Bruner (1998) speaks to this point in his constructivist theory asserting that knowledge and reality are constructed through the social activity of the telling of experiences, through the sharing of stories and narratives. I wonder what happened to knowledge and reality for me as the reality I learned in Spanish became limited and lost while a new reality in English was created. One thing I learned about my new reality was that I would become a translator of many things for my mother, suddenly stepping into a caregiver role that I was far from prepared to take up. I can only imagine how this impacted our relationship. My mother’s new reality in the United States was that she would not understand nor be understood. This sense of being unable to understand or be understood became a permanent narrative for her, overriding pre-existing narratives of herself where in fact she was very capable. It seems that for my mother, what she lost in translation was a belief in her ability to learn a new language and be competent in it, despite the reality that she in fact did learn and understand English. An example of this is that after spending over 40 years in this country, my mother continues to speak with a heavy accent. This seems to be a symbolic representation that my mother’s process of acculturation is still in progress and I wonder if perhaps the idea of a complete acculturation, a finished struggle, is more fantasy than real possibility.
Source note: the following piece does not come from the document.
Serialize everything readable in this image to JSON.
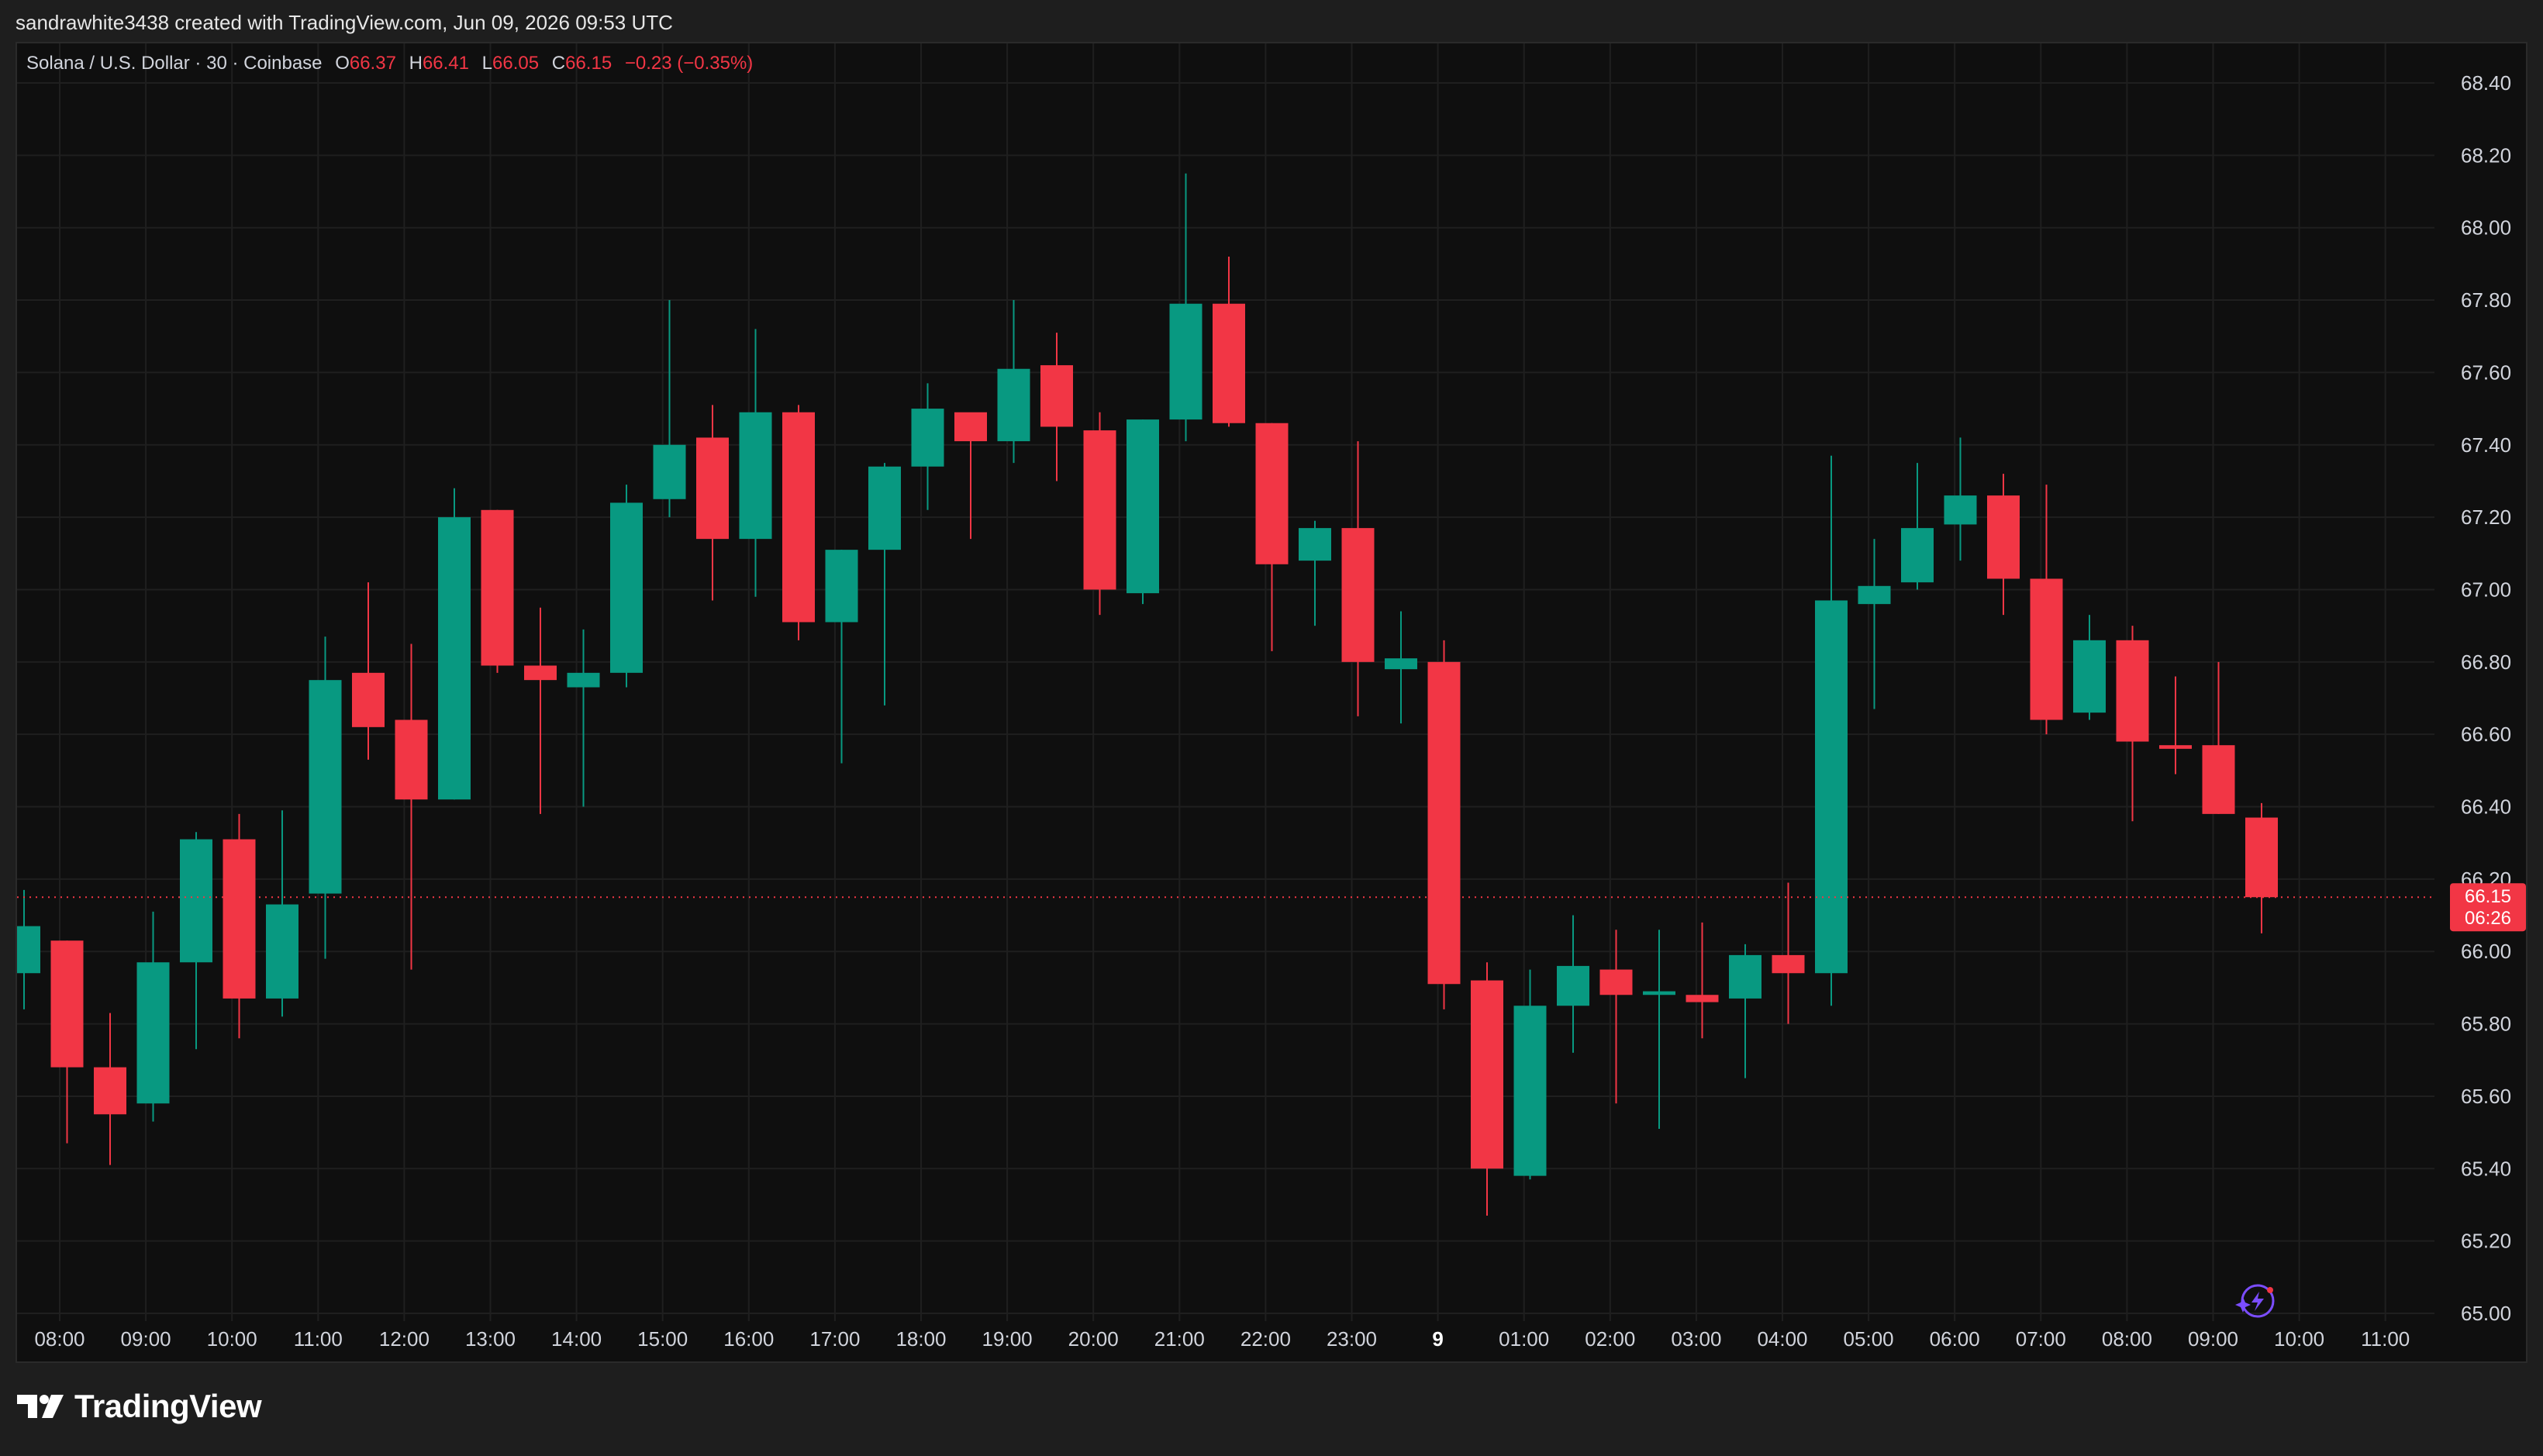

In the foreword to his collection of essays, Letters of Transit, André Aciman (1997) says, “An accent is the telltale scar left by the unfinished struggle to acquire a new language. An accent marks the lag between two cultures, two languages, the space where you let go of one identity, invent another, and end up being more than one person though never quite two.” I wonder if this is my mother’s experience my experience, and my patients’ experiences.
There is so much more yet to explore about the shifting identities and realities take shape within the code-switching phenomenon for a bilingual therapist. I hope that sharing these associations can help inform ways to better understand what is entailed in providing therapy for bilinguals.